Orlando Baker

Personal information
- Full name: Orlando M. Baker
- Born: 15 September 1979 (age 46) St Catherine, Jamaica
- Batting: Right-handed
- Bowling: Right-arm medium
- Role: Batsman

Domestic team information
- 2001: Jamaica
- Only FC: 2 February 2001 Jamaica v England A
- Source: CricketArchive, 7 October 2008

= Orlando Baker =

Jamaican-born American cricketer (born 1979)

Orlando M. Baker (born 15 September 1979) is a Jamaican-born American cricketer. A right-handed batsman and right-arm medium pace bowler, he made his debut for the United States national cricket team in 2008, having previously played first-class cricket for his native Jamaica. He retired from cricket in June 2015.

==Biography==

Born in St Catherine in 1979, Orlando Baker first represented Jamaica at the under-19 level, playing in the Nortel Youth Tournament in 1996 and 1997, also playing for them in matches against a Nortel All Star XI and Pakistan Under-19s in 1996. He played his only first-class match for Jamaica in 2001, a Busta Cup match against England A. He scored a total of five runs in the match.

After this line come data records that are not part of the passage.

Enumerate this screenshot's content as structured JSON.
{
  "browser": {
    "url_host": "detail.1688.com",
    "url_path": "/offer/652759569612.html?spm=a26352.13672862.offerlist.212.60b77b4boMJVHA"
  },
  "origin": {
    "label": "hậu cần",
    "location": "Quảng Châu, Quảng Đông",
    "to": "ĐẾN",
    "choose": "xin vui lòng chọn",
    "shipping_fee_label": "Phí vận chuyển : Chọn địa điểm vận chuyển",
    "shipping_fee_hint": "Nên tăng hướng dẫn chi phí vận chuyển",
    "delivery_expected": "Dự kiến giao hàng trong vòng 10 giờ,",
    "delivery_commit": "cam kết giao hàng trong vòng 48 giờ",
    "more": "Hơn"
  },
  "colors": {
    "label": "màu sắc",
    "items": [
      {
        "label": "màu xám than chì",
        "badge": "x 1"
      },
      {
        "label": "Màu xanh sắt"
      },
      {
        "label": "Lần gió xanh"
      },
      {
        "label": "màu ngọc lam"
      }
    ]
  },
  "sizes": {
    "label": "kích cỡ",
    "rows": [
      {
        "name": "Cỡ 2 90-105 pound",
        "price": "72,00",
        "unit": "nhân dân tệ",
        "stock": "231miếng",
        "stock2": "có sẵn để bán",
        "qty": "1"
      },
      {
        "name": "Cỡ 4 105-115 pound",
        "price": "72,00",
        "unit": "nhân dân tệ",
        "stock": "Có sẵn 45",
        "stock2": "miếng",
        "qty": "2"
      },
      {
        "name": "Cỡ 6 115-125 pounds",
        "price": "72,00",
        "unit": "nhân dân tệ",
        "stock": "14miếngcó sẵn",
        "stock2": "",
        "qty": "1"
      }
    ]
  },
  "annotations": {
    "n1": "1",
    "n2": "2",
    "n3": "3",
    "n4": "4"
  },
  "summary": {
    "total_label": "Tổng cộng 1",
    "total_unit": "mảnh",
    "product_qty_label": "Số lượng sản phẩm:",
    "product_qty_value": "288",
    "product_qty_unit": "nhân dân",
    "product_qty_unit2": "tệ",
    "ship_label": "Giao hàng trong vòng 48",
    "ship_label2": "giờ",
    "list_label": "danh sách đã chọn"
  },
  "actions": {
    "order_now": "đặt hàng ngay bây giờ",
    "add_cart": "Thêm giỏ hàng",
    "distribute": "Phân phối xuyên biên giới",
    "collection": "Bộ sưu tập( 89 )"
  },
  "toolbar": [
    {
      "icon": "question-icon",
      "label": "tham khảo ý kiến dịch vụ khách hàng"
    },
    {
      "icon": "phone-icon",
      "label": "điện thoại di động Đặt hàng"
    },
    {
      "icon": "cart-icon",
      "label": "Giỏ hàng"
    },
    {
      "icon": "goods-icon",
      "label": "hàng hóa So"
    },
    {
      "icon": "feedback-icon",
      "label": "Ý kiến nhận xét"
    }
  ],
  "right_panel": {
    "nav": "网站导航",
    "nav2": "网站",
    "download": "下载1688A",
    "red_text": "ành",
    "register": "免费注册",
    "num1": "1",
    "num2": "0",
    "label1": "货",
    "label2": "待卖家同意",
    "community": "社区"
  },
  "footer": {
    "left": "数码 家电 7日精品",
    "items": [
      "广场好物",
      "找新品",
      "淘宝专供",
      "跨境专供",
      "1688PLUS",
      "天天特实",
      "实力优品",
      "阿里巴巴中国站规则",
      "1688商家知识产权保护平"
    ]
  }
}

Often considered as one of the best USA international players, he first played for the US in Division Five of the World Cricket League in Jersey in 2008, playing eight matches in the tournament and finishing as the USA's second highest run scorer in the tournament. He made his Twenty20 debut on 9 February 2010, for the United States in the 2010 ICC World Twenty20 Qualifier in the United Arab Emirates.

In 2012, Baker was selected as to be a part of the United States national cricket team at the 2012 ICC World Twenty20 Qualifier in the United Arab Emirates in March 2012. Later in the same year he was selected for the 2012 ICC World Cricket League Division Four which takes place from 3 to 10 September 2012 in Malaysia.

He currently coaches an academy called HPC (High Potential Cricket), leading them to academic success.